Mon Nov 23 05:58:35 UTC 2009

Mikulas Patocka [mpatocka at redhat.com] wrote:
> Index: linux-2.6.31.6-fast/drivers/md/dm-raid1.c
> -	if (unlikely(!uptodate)) {
> -		DMERR("All replicated volumes dead, failing I/O");
> -		/* None of the writes succeeded, fail the I/O. */
> -		ret = -EIO;
> -	} else if (errors_handled(ms)) {
> -		/*
> -		 * Need to raise event.  Since raising
> -		 * events can block, we need to do it in
> -		 * the main thread.
> -		 */
> -		spin_lock_irqsave(&ms->lock, flags);
> -		bio_list_add(&ms->failures, bio);
> -		spin_unlock_irqrestore(&ms->lock, flags);
> -		wakeup_mirrord(ms);
> -		return;
> -	}
> -out:
> -	bio_endio(bio, ret);
> +	/*
> +	 * In either case we must mark the region as NOSYNC.
> +	 * That would block, so do it in the thread.
> +	 */

What exactly you mean by "either case' here? "errors_handled" case or not?
Need to adjust the comment as we don't do that check here anymore.

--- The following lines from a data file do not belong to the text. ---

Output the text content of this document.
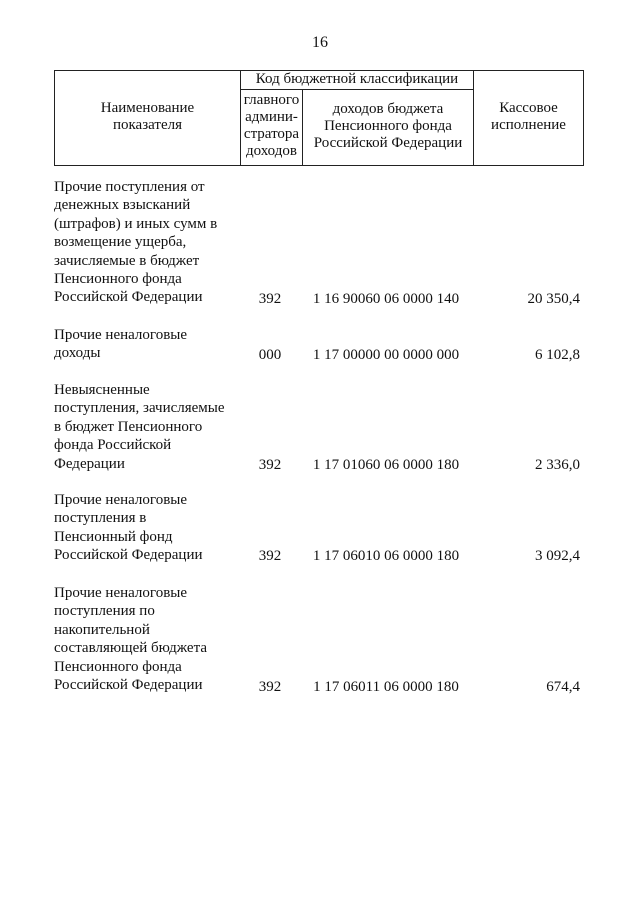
16
Наименование
показателя
Код бюджетной классификации
главного
админи-
стратора
доходов
доходов бюджета
Пенсионного фонда
Российской Федерации
Кассовое
исполнение
Прочие поступления от
денежных взысканий
(штрафов) и иных сумм в
возмещение ущерба,
зачисляемые в бюджет
Пенсионного фонда
Российской Федерации	392	1 16 90060 06 0000 140	20 350,4
Прочие неналоговые
доходы	000	1 17 00000 00 0000 000	6 102,8
Невыясненные
поступления, зачисляемые
в бюджет Пенсионного
фонда Российской
Федерации	392	1 17 01060 06 0000 180	2 336,0
Прочие неналоговые
поступления в
Пенсионный фонд
Российской Федерации	392	1 17 06010 06 0000 180	3 092,4
Прочие неналоговые
поступления по
накопительной
составляющей бюджета
Пенсионного фонда
Российской Федерации	392	1 17 06011 06 0000 180	674,4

> @@ -730,10 +719,25 @@ static void do_failures(struct mirror_se
>  		if (!ms->log_failure) {
>  			ms->in_sync = 0;
>  			dm_rh_mark_nosync(ms->rh, bio);
> +		}
> +		/*
> +		 * If all the legs are dead, fail the I/O.
> +		 *
> +		 * If we are not using dmeventd, we pretend that the I/O
> +		 * succeeded. This is wrong (the failed leg might come online
> +		 * again after reboot and it would be replicated back to
> +		 * the good leg) but it is consistent with current behavior.
> +		 * For proper behavior, dm-raid1 shouldn't be used without
> +		 * dmeventd at all.
> +		 *
> +		 * If we use dmeventd, hold the bio until dmeventd does its job.
> +		 */
> +		if (!get_valid_mirror(ms))
> +			bio_endio(bio, -EIO);
> +		else if (!errors_handled(ms))
>  			bio_endio(bio, 0);
> -		} else {
> +		else
>  			hold_bio(ms, bio);

You seem to be holding the I/O that has failed, but what about writes
that are issued after this failure. They seem to go through just fine.
Did I miss something? I think do_writes() needs to check for a leg
failure (just like it does for log_failure already), and put them on
failure/hold list, right?

Also, we do need to do the above work only if "primary" leg fails. We
can continue to work just like the old code if "secondary" legs fail,
right? Not sure if this is worth optimizing though, but I would like to
see it implemented as it is just a few extra checks. We can have
primary_failure field like log_failure field.

Thanks, Malahal.